Students play a game of Fraction Ball. Photo: Kenneth Lewis

Fraction Ball Math Game Spreads with Help of Philanthropy

A team of researchers from the UC Irvine School of Education, led by Assistant Professor Andres Bustamante, received a two-year, $1.9 million research award from the Advanced Education Research and Development Fund’s EF+Math Program to adapt the innovative math game Fraction Ball for the Santa Ana Unified School District.

​In Fraction Ball, lines, arcs and colors are added to the design of a basketball court to emphasize fraction and decimal learning. The traditional 3-point arc is converted to 1 point, and smaller arcs closer to the basket represent shots worth 1/4, 1/2, and 3/4 points on one end of the court and 1/3 and 2/3 points on the opposite end.
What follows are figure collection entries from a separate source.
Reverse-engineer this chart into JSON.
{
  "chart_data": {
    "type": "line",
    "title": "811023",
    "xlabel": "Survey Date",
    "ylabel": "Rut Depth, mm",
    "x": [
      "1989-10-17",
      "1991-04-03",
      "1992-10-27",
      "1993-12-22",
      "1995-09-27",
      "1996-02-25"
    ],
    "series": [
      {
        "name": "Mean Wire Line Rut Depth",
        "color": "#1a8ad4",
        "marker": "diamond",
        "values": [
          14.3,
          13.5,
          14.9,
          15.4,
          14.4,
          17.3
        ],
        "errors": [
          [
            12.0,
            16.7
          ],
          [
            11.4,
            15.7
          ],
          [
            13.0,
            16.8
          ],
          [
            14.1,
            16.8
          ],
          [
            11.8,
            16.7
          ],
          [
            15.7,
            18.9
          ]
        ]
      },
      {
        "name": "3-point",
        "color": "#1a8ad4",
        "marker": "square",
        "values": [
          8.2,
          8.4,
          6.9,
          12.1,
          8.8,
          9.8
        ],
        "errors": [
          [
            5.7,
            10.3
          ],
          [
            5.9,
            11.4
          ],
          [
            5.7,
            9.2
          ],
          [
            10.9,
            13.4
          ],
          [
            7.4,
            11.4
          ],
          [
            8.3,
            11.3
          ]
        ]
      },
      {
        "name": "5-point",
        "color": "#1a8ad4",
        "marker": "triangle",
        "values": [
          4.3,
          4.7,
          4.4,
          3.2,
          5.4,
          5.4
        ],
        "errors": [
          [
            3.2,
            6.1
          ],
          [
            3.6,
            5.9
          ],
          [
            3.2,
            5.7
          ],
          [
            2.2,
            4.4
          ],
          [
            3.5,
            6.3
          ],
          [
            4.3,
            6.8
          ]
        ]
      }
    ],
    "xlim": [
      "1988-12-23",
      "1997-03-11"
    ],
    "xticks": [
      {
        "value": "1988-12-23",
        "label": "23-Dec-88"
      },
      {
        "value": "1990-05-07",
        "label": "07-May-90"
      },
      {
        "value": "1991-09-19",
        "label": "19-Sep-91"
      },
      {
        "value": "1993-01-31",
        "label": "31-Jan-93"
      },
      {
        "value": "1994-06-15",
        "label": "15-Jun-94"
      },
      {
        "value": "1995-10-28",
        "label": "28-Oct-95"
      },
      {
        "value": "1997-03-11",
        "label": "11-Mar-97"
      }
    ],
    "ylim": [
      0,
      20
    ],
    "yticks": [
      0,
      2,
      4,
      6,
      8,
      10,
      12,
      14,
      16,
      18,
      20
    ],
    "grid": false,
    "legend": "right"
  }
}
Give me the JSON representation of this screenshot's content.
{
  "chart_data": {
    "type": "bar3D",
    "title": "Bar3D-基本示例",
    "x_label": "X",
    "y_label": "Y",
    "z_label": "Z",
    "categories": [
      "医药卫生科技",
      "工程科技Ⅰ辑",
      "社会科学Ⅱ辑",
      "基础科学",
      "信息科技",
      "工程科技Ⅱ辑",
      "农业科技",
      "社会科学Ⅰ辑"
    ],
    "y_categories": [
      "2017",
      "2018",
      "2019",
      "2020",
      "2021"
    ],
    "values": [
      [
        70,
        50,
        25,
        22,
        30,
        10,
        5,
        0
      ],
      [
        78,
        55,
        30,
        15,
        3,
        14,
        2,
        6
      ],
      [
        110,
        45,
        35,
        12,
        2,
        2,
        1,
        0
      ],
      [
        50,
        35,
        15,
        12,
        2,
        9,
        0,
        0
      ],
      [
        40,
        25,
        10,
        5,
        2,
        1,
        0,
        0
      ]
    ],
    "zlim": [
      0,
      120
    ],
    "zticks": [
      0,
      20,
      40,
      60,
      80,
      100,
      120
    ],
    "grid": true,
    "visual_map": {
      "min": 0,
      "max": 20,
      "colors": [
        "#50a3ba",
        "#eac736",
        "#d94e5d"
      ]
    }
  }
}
Fractions are represented on one side of the court and decimals on the other.

As a result of the design, children can both visualize the magnitude of fractions and decimals and practice converting between fractions and decimals. A number line on the side of the court helps them keep track of their score.

“Fractions are a notoriously difficult content area for young students, and they represent a barrier to engage in more complex math like algebra,” Bustamante said. “Many students begin to disengage with math when they struggle with fractions and develop insecure math identities. Fraction Ball is a more accessible way for students to learn fractions; it’s playful, hands-on, physically active, and based on the latest research in math learning.”

The Fraction Ball initiative was launched at El Sol Science and Arts Academy of Santa Ana in 2019 where an experimental study showed the game had significant positive impacts on students’ fraction and decimal learning. Since 2020, the team has been working with teachers and students in SAUSD to adapt the program to align with the school district’s curricular goals and reflect the strengths and cultural assets of the students and teachers in the district.

Faction Ball has become a global phenomenon, now being plated in three countries: the United States, Mexico and Kosovo. Photo: Kenneth Lewis

In one instance, students from an all-female engineering afterschool club at SAUSD’s Lydia Romero-Cruz Academy, called “The FEMINEERS,” designed a tabletop version of Fraction Ball using low-cost materials like bottle caps and a poster board to make a shuffleboard style game. This game is now a central component of the Fraction Ball classroom activities and has been adapted to introduce more advanced concepts like adding unlike denominators (3rds + 6ths or 4ths + 8ths).

​Fraction Ball has become a global phenomenon. It has been implemented across three countries – the United States, Kosovo and Mexico – and has demonstrated strong impacts on students’ fraction and decimal learning through six experimental studies. The latest research award from AERDF is to scale Fraction Ball across SAUSD and Lynwood Unified School District in Los Angeles County and test its impact in a 10,000-student randomized controlled trial.​

“It’s been a dream come true to watch Fraction Ball get adopted all over the world,” Bustamante said. “And the more students, teachers and communities that we partner with, the stronger our impacts get. I could never have imagined the ways this project has grown because of the amazing team and partners we have.”

The UC Irvine research team includes School of Education faculty June Ahn, Drew Bailey, Katherine Rhodes, and Lindsey Richland; Research Scientist Kreshnik Begolli, and graduate students Lourdes Acevedo-Farag, Siling Guo, and John Louis-Strakes Lopez.